Lucie : Je connaissais L’Histoire sans fin de nom, mais je ne l’ai ni lu, ni vu l’adaptation. Cela me semble être son œuvre la plus connue en France.
Cela dit, suite à tes conseils et à la lecture de Momo, je l’ai acheté et je compte bien m’y plonger bientôt !

Isabelle : Pourquoi lire ce roman paru en 1973 en 2020 ?

Lucie : Ce roman est d’une perspicacité incroyable sur notre rapport au temps et ce que nous choisissons d’en faire. En réalité, le fait qu’il ait été écrit il y a près de cinquante ans m’a poussée à me demander si cette espèce de fuite en avant, de frénésie dans laquelle nous vivons est finalement si récente. J’ai vraiment eu le sentiment que ce roman avait été écrit par un de nos contemporains. Cela en dit long sur le talent et la justesse de Michael Ende !

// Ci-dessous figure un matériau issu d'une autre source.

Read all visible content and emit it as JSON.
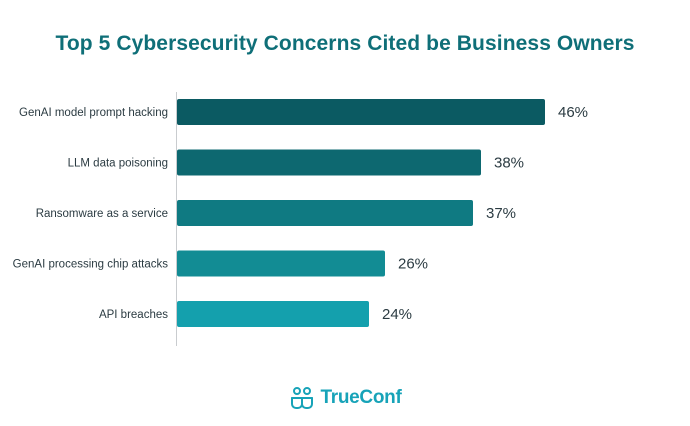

Isabelle : Tout à fait d’accord avec toi. C’est vraiment bluffant de voir à quel point cette histoire est prémonitoire des évolutions de notre société, y compris les plus récentes. Je vois là une caractéristique des « classiques » de la littérature dont la pertinence résiste aux décennies qui passent parce qu’ils ont quelque chose d’universel. Michael Ende a vraiment, je trouve, un talent pour imaginer des contes philosophiques auxquels il insuffle une bonne dose d’aventures et de péripéties.

Lucie : Tu as parfaitement raison, cette résonance à travers le temps est vraiment la marque des classiques. Nous nous étions déjà fait la remarque à propos de L’étrange cas du docteur Jekyll et de Mister Hyde, il me semble.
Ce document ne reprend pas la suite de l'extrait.